Sometimes I’ll follow a book’s cues to read it at a sprint (see above comment re: The Hunger Games), but mostly because I’ve already concluded that the book is worth returning to, and I’ll either layer readings at speed or read next time at a different pace.
Thomas Jefferson could fit all the books that were known to be worth reading in his world into a single room in his house, one considerably smaller than the local Barnes & Noble where I’m typing this right now. I think it was easier to avoid feeling like an intellectual fraud:
(1) when all the books considered worth reading had been written in Europe and the Middle East,
(2) before a whole bunch of ancient languages had been cracked (Ancient Egyptian, Sumerian, etc.) and classics lost for millennia came back into the canon, and
(3) when access to the tools for literary productivity was still really hard to get for most people who didn’t have elite upbringings (and even for women who did), so that the number of new texts that could come into being in any given year was more limited.
In a globalized era, with more and more of the past available to us, and ever-lower barriers of entry to publication, no one person has any hope of keeping up even with the best of the best, even if we could agree about what that was. The best anybody, even Umberto Eco, can hope for now is to manage our ignorance.

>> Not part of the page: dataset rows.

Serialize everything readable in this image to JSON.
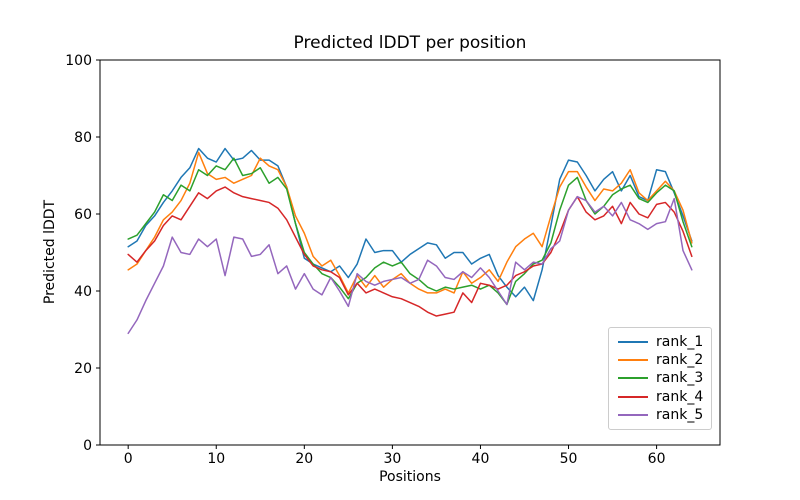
{
  "figure": {
    "background": "#ffffff"
  },
  "chart_data": {
    "type": "line",
    "title": "Predicted lDDT per position",
    "xlabel": "Positions",
    "ylabel": "Predicted lDDT",
    "xlim": [
      -3.2,
      67.2
    ],
    "ylim": [
      0,
      100
    ],
    "xticks": [
      0,
      10,
      20,
      30,
      40,
      50,
      60
    ],
    "yticks": [
      0,
      20,
      40,
      60,
      80,
      100
    ],
    "grid": false,
    "legend_position": "lower right",
    "x": [
      0,
      1,
      2,
      3,
      4,
      5,
      6,
      7,
      8,
      9,
      10,
      11,
      12,
      13,
      14,
      15,
      16,
      17,
      18,
      19,
      20,
      21,
      22,
      23,
      24,
      25,
      26,
      27,
      28,
      29,
      30,
      31,
      32,
      33,
      34,
      35,
      36,
      37,
      38,
      39,
      40,
      41,
      42,
      43,
      44,
      45,
      46,
      47,
      48,
      49,
      50,
      51,
      52,
      53,
      54,
      55,
      56,
      57,
      58,
      59,
      60,
      61,
      62,
      63,
      64
    ],
    "series": [
      {
        "name": "rank_1",
        "color": "#1f77b4",
        "values": [
          51.5,
          53,
          57,
          59.5,
          63,
          66,
          69.5,
          72,
          77,
          74.5,
          73.5,
          77,
          74,
          74.5,
          76.5,
          74,
          74,
          72.5,
          67,
          57.5,
          48.5,
          47,
          46,
          45,
          46.5,
          43.5,
          47,
          53.5,
          50,
          50.5,
          50.5,
          47.5,
          49.5,
          51,
          52.5,
          52,
          48.5,
          50,
          50,
          47,
          48.5,
          49.5,
          44,
          41,
          38.5,
          41,
          37.5,
          45.5,
          57,
          69,
          74,
          73.5,
          70,
          66,
          69,
          71,
          66,
          70,
          64.5,
          63.5,
          71.5,
          71,
          65.5,
          59.5,
          53
        ]
      },
      {
        "name": "rank_2",
        "color": "#ff7f0e",
        "values": [
          45.5,
          47,
          50.5,
          54,
          58.5,
          60.5,
          63.5,
          68,
          76,
          70.5,
          69,
          69.5,
          68,
          69,
          70,
          74.5,
          72.5,
          71.5,
          67,
          59.5,
          55,
          49,
          46.5,
          48,
          44,
          39.5,
          44,
          41,
          44,
          41,
          43,
          44.5,
          42,
          40.5,
          39.5,
          39.5,
          40.5,
          39.5,
          45,
          42,
          43.5,
          45.5,
          42.5,
          47.5,
          51.5,
          53.5,
          55,
          51.5,
          59.5,
          67,
          71,
          71,
          67,
          63.5,
          66.5,
          66,
          68,
          71.5,
          65.5,
          63.5,
          66,
          68.5,
          66,
          61,
          52.5
        ]
      },
      {
        "name": "rank_3",
        "color": "#2ca02c",
        "values": [
          53.5,
          54.5,
          57.5,
          60.5,
          65,
          63.5,
          67.5,
          66,
          71.5,
          70,
          72.5,
          71.5,
          74.5,
          70,
          70.5,
          72,
          68,
          69.5,
          66.5,
          57.5,
          50,
          47,
          44.5,
          43.5,
          41,
          38,
          42,
          43.5,
          46,
          47.5,
          46.5,
          47.5,
          44.5,
          43,
          41,
          40,
          41,
          40.5,
          41,
          41.5,
          40.5,
          41.5,
          39.5,
          36.5,
          42.5,
          44.5,
          47,
          48,
          52.5,
          61,
          67.5,
          69.5,
          63.5,
          60,
          62,
          65,
          66.5,
          67.5,
          64,
          63,
          65.5,
          67.5,
          66,
          58,
          51.5
        ]
      },
      {
        "name": "rank_4",
        "color": "#d62728",
        "values": [
          49.5,
          47.5,
          50.5,
          53,
          57,
          59.5,
          58.5,
          62,
          65.5,
          64,
          66,
          67,
          65.5,
          64.5,
          64,
          63.5,
          63,
          61.5,
          58.5,
          54,
          49.5,
          46.5,
          45.5,
          45,
          43.5,
          39,
          42,
          39.5,
          40.5,
          39.5,
          38.5,
          38,
          37,
          36,
          34.5,
          33.5,
          34,
          34.5,
          39.5,
          37,
          42,
          41.5,
          40.5,
          41.5,
          44,
          45,
          46.5,
          47,
          50,
          55,
          61,
          64.5,
          60.5,
          58.5,
          59.5,
          62,
          57.5,
          63,
          60,
          59,
          62.5,
          63,
          60.5,
          55.5,
          49
        ]
      },
      {
        "name": "rank_5",
        "color": "#9467bd",
        "values": [
          29,
          32.5,
          37.5,
          42,
          46.5,
          54,
          50,
          49.5,
          53.5,
          51.5,
          53.5,
          44,
          54,
          53.5,
          49,
          49.5,
          52,
          44.5,
          46.5,
          40.5,
          44.5,
          40.5,
          39,
          43.5,
          40,
          36,
          44.5,
          42.5,
          41.5,
          42.5,
          43,
          43.5,
          42,
          43,
          48,
          46.5,
          43.5,
          43,
          45,
          43.5,
          46,
          43.5,
          40,
          36.5,
          47.5,
          45.5,
          47.5,
          47,
          51,
          53,
          61,
          64.5,
          63.5,
          60.5,
          62,
          59.5,
          63,
          58.5,
          57.5,
          56,
          57.5,
          58,
          64,
          50.5,
          45.5
        ]
      }
    ]
  },
  "legend": {
    "entries": [
      "rank_1",
      "rank_2",
      "rank_3",
      "rank_4",
      "rank_5"
    ]
  }
}
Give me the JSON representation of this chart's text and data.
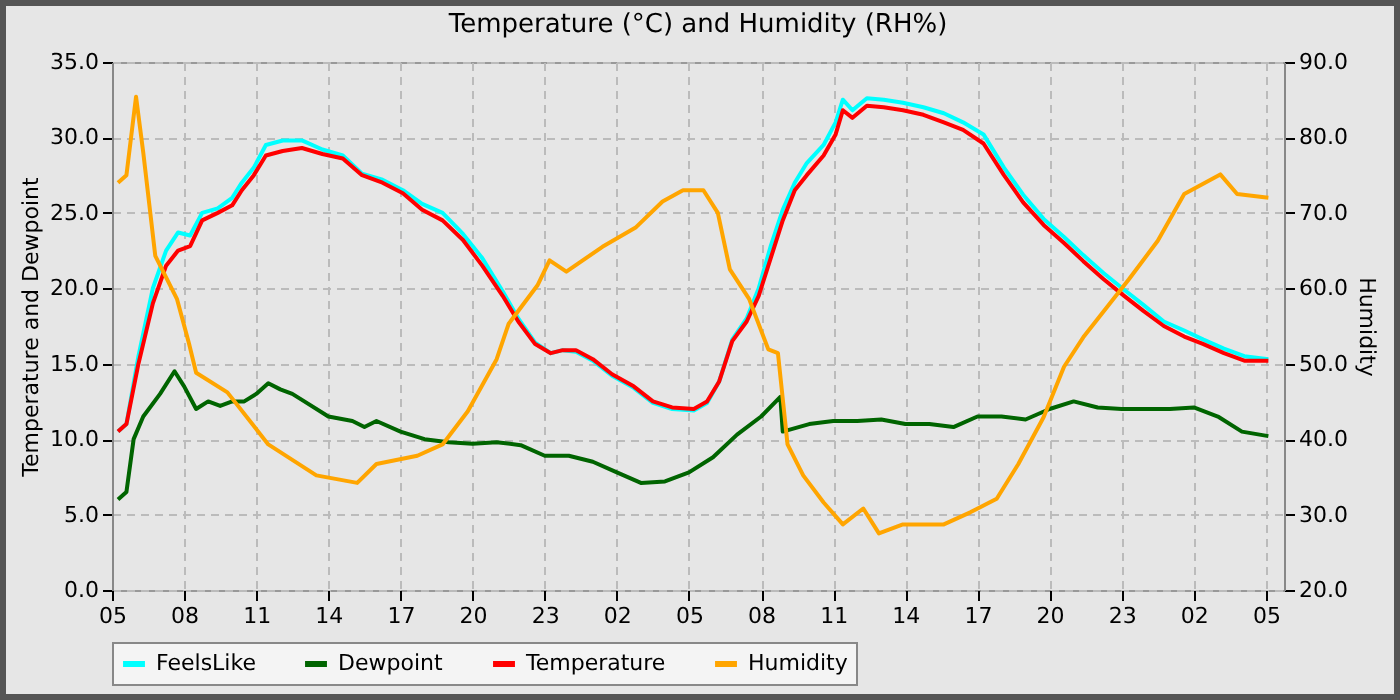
{
  "chart_data": {
    "type": "line",
    "title": "Temperature (°C) and Humidity (RH%)",
    "ylabel": "Temperature and Dewpoint",
    "y2label": "Humidity",
    "xlim": [
      "--06-01T05:00",
      "--06-03T05:45"
    ],
    "ylim": [
      0,
      35
    ],
    "y2lim": [
      20,
      90
    ],
    "xticks": [
      {
        "value": "--06-01T05:00",
        "label": "05"
      },
      {
        "value": "--06-01T08:00",
        "label": "08"
      },
      {
        "value": "--06-01T11:00",
        "label": "11"
      },
      {
        "value": "--06-01T14:00",
        "label": "14"
      },
      {
        "value": "--06-01T17:00",
        "label": "17"
      },
      {
        "value": "--06-01T20:00",
        "label": "20"
      },
      {
        "value": "--06-01T23:00",
        "label": "23"
      },
      {
        "value": "--06-02T02:00",
        "label": "02"
      },
      {
        "value": "--06-02T05:00",
        "label": "05"
      },
      {
        "value": "--06-02T08:00",
        "label": "08"
      },
      {
        "value": "--06-02T11:00",
        "label": "11"
      },
      {
        "value": "--06-02T14:00",
        "label": "14"
      },
      {
        "value": "--06-02T17:00",
        "label": "17"
      },
      {
        "value": "--06-02T20:00",
        "label": "20"
      },
      {
        "value": "--06-02T23:00",
        "label": "23"
      },
      {
        "value": "--06-03T02:00",
        "label": "02"
      },
      {
        "value": "--06-03T05:00",
        "label": "05"
      }
    ],
    "yticks": [
      {
        "value": 0,
        "label": "0.0"
      },
      {
        "value": 5,
        "label": "5.0"
      },
      {
        "value": 10,
        "label": "10.0"
      },
      {
        "value": 15,
        "label": "15.0"
      },
      {
        "value": 20,
        "label": "20.0"
      },
      {
        "value": 25,
        "label": "25.0"
      },
      {
        "value": 30,
        "label": "30.0"
      },
      {
        "value": 35,
        "label": "35.0"
      }
    ],
    "y2ticks": [
      {
        "value": 20,
        "label": "20.0"
      },
      {
        "value": 30,
        "label": "30.0"
      },
      {
        "value": 40,
        "label": "40.0"
      },
      {
        "value": 50,
        "label": "50.0"
      },
      {
        "value": 60,
        "label": "60.0"
      },
      {
        "value": 70,
        "label": "70.0"
      },
      {
        "value": 80,
        "label": "80.0"
      },
      {
        "value": 90,
        "label": "90.0"
      }
    ],
    "grid": true,
    "legend": "bottom",
    "line_style": "solid",
    "marker": "none",
    "x": [
      "--06-01T05:15",
      "--06-01T05:36",
      "--06-01T06:06",
      "--06-01T06:42",
      "--06-01T07:15",
      "--06-01T07:45",
      "--06-01T08:15",
      "--06-01T08:45",
      "--06-01T09:24",
      "--06-01T10:00",
      "--06-01T10:24",
      "--06-01T10:54",
      "--06-01T11:24",
      "--06-01T12:06",
      "--06-01T12:54",
      "--06-01T13:45",
      "--06-01T14:36",
      "--06-01T15:24",
      "--06-01T16:15",
      "--06-01T17:06",
      "--06-01T17:54",
      "--06-01T18:45",
      "--06-01T19:36",
      "--06-01T20:24",
      "--06-01T21:15",
      "--06-01T21:54",
      "--06-01T22:36",
      "--06-01T23:15",
      "--06-01T23:45",
      "--06-02T00:18",
      "--06-02T01:00",
      "--06-02T01:48",
      "--06-02T02:42",
      "--06-02T03:30",
      "--06-02T04:18",
      "--06-02T05:12",
      "--06-02T05:45",
      "--06-02T06:15",
      "--06-02T06:48",
      "--06-02T07:24",
      "--06-02T07:54",
      "--06-02T08:24",
      "--06-02T08:54",
      "--06-02T09:24",
      "--06-02T09:54",
      "--06-02T10:36",
      "--06-02T11:06",
      "--06-02T11:24",
      "--06-02T11:48",
      "--06-02T12:24",
      "--06-02T13:06",
      "--06-02T13:54",
      "--06-02T14:45",
      "--06-02T15:36",
      "--06-02T16:24",
      "--06-02T17:15",
      "--06-02T18:06",
      "--06-02T18:54",
      "--06-02T19:45",
      "--06-02T20:36",
      "--06-02T21:24",
      "--06-02T22:15",
      "--06-02T23:06",
      "--06-02T23:54",
      "--06-03T00:45",
      "--06-03T01:36",
      "--06-03T02:24",
      "--06-03T03:15",
      "--06-03T04:06",
      "--06-03T05:06"
    ],
    "series": [
      {
        "name": "FeelsLike",
        "color": "#00ffff",
        "values": [
          10.5,
          11,
          15.5,
          20,
          22.5,
          23.7,
          23.5,
          25,
          25.3,
          26,
          27,
          28,
          29.5,
          29.8,
          29.8,
          29.2,
          28.8,
          27.6,
          27.2,
          26.5,
          25.6,
          25,
          23.6,
          22,
          19.8,
          18,
          16.4,
          15.7,
          15.9,
          15.8,
          15.2,
          14.2,
          13.4,
          12.4,
          12,
          11.9,
          12.4,
          13.8,
          16.6,
          18,
          20,
          22.8,
          25.2,
          27,
          28.3,
          29.5,
          31,
          32.5,
          31.8,
          32.6,
          32.5,
          32.3,
          32,
          31.6,
          31,
          30.2,
          28,
          26.2,
          24.6,
          23.4,
          22.2,
          21,
          19.9,
          18.9,
          17.8,
          17.2,
          16.6,
          16,
          15.5,
          15.3
        ],
        "axis": "y"
      },
      {
        "name": "Dewpoint",
        "color": "#006400",
        "x": [
          "--06-01T05:15",
          "--06-01T05:36",
          "--06-01T05:54",
          "--06-01T06:18",
          "--06-01T07:00",
          "--06-01T07:36",
          "--06-01T08:00",
          "--06-01T08:30",
          "--06-01T09:00",
          "--06-01T09:30",
          "--06-01T10:00",
          "--06-01T10:30",
          "--06-01T11:00",
          "--06-01T11:30",
          "--06-01T12:00",
          "--06-01T12:30",
          "--06-01T13:00",
          "--06-01T14:00",
          "--06-01T15:00",
          "--06-01T15:30",
          "--06-01T16:00",
          "--06-01T17:00",
          "--06-01T18:00",
          "--06-01T19:00",
          "--06-01T20:00",
          "--06-01T21:00",
          "--06-01T22:00",
          "--06-01T23:00",
          "--06-02T00:00",
          "--06-02T01:00",
          "--06-02T02:00",
          "--06-02T03:00",
          "--06-02T04:00",
          "--06-02T05:00",
          "--06-02T06:00",
          "--06-02T07:00",
          "--06-02T08:00",
          "--06-02T08:48",
          "--06-02T08:54",
          "--06-02T10:00",
          "--06-02T11:00",
          "--06-02T12:00",
          "--06-02T13:00",
          "--06-02T14:00",
          "--06-02T15:00",
          "--06-02T16:00",
          "--06-02T17:00",
          "--06-02T18:00",
          "--06-02T19:00",
          "--06-02T20:00",
          "--06-02T21:00",
          "--06-02T22:00",
          "--06-02T23:00",
          "--06-03T00:00",
          "--06-03T01:00",
          "--06-03T02:00",
          "--06-03T03:00",
          "--06-03T04:00",
          "--06-03T05:06"
        ],
        "values": [
          6,
          6.5,
          10,
          11.5,
          13,
          14.5,
          13.5,
          12,
          12.5,
          12.2,
          12.5,
          12.5,
          13,
          13.7,
          13.3,
          13,
          12.5,
          11.5,
          11.2,
          10.8,
          11.2,
          10.5,
          10,
          9.8,
          9.7,
          9.8,
          9.6,
          8.9,
          8.9,
          8.5,
          7.8,
          7.1,
          7.2,
          7.8,
          8.8,
          10.3,
          11.5,
          12.8,
          10.5,
          11,
          11.2,
          11.2,
          11.3,
          11,
          11,
          10.8,
          11.5,
          11.5,
          11.3,
          12,
          12.5,
          12.1,
          12,
          12,
          12,
          12.1,
          11.5,
          10.5,
          10.2
        ],
        "axis": "y"
      },
      {
        "name": "Temperature",
        "color": "#ff0000",
        "values": [
          10.5,
          11,
          15,
          19,
          21.5,
          22.5,
          22.8,
          24.5,
          25,
          25.5,
          26.5,
          27.5,
          28.8,
          29.1,
          29.3,
          28.9,
          28.6,
          27.5,
          27,
          26.3,
          25.2,
          24.5,
          23.2,
          21.5,
          19.5,
          17.8,
          16.3,
          15.7,
          15.9,
          15.9,
          15.3,
          14.3,
          13.5,
          12.5,
          12.1,
          12,
          12.5,
          13.8,
          16.5,
          17.8,
          19.5,
          22,
          24.5,
          26.5,
          27.5,
          28.8,
          30.2,
          31.8,
          31.3,
          32.1,
          32,
          31.8,
          31.5,
          31,
          30.5,
          29.6,
          27.5,
          25.7,
          24.2,
          23,
          21.8,
          20.6,
          19.5,
          18.5,
          17.5,
          16.8,
          16.3,
          15.7,
          15.2,
          15.2
        ],
        "axis": "y"
      },
      {
        "name": "Humidity",
        "color": "#ffa500",
        "x": [
          "--06-01T05:15",
          "--06-01T05:36",
          "--06-01T06:00",
          "--06-01T06:18",
          "--06-01T06:48",
          "--06-01T07:42",
          "--06-01T08:12",
          "--06-01T08:30",
          "--06-01T09:48",
          "--06-01T11:30",
          "--06-01T13:30",
          "--06-01T15:12",
          "--06-01T16:00",
          "--06-01T17:42",
          "--06-01T18:45",
          "--06-01T19:48",
          "--06-01T21:00",
          "--06-01T21:30",
          "--06-01T22:42",
          "--06-01T23:12",
          "--06-01T23:54",
          "--06-02T01:24",
          "--06-02T02:48",
          "--06-02T03:54",
          "--06-02T04:45",
          "--06-02T05:36",
          "--06-02T06:12",
          "--06-02T06:42",
          "--06-02T07:30",
          "--06-02T08:18",
          "--06-02T08:42",
          "--06-02T09:06",
          "--06-02T09:45",
          "--06-02T10:36",
          "--06-02T11:24",
          "--06-02T12:15",
          "--06-02T12:54",
          "--06-02T13:54",
          "--06-02T15:36",
          "--06-02T16:42",
          "--06-02T17:48",
          "--06-02T18:42",
          "--06-02T19:45",
          "--06-02T20:36",
          "--06-02T21:24",
          "--06-02T23:18",
          "--06-03T00:30",
          "--06-03T01:36",
          "--06-03T03:06",
          "--06-03T03:48",
          "--06-03T05:06"
        ],
        "values": [
          74,
          75,
          85.4,
          78,
          64.3,
          58.6,
          52.7,
          48.8,
          46.2,
          39.3,
          35.2,
          34.2,
          36.7,
          37.8,
          39.3,
          43.7,
          50.6,
          55.3,
          60.4,
          63.7,
          62.2,
          65.5,
          68.1,
          71.5,
          73,
          73,
          70,
          62.5,
          58.6,
          51.9,
          51.4,
          39.3,
          35.2,
          31.6,
          28.7,
          30.8,
          27.5,
          28.7,
          28.7,
          30.3,
          32.1,
          36.7,
          42.9,
          49.6,
          53.5,
          61.2,
          66.3,
          72.5,
          75.1,
          72.5,
          72
        ],
        "axis": "y2"
      }
    ]
  }
}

You’re royal, I’m royal. : )
Sarah (and maybe Mark): When I talk about books that seem to demand to be read at speed, I’m not necessarily talking about bad books. I’m reading The Pickwick Papers and enjoying it, but I think I’d be incapable of reading it slowly — it’s such a knockabout witty book, I find it gains by a snappy pace. It’s exhilarating. A lot of Dickens seems to be like that, to me. Sprawling, yes, but the sprawl becomes both more impressive and more comprehensible when I read it fast; the quicker I read it, the quicker the author’s mind seems to be working.
Mark: See, Hitchhiker’s would be a great example of a book I prefer to read fast (not skimming, not speed-reading, but at a good pace). The humour gains from the velocity of delivery. I can contemplate the book and draw connections and reflect on the emotional experience and so forth after I put it down. That experience of prose is to me a shock to the mind, and often it’s made better by pushing the pace. Not always; sometimes style is such that I have to read slowly — the density or complexity making up for the velocity.
For what it’s worth, I usually find it easier to read a book than watch TV or a movie, and a part of the reason is that dialogue gets delivered so … damn … slowly. It’s limited to the speed at which people can talk. The liberating thing about reading is that the only limit is the speed of thought.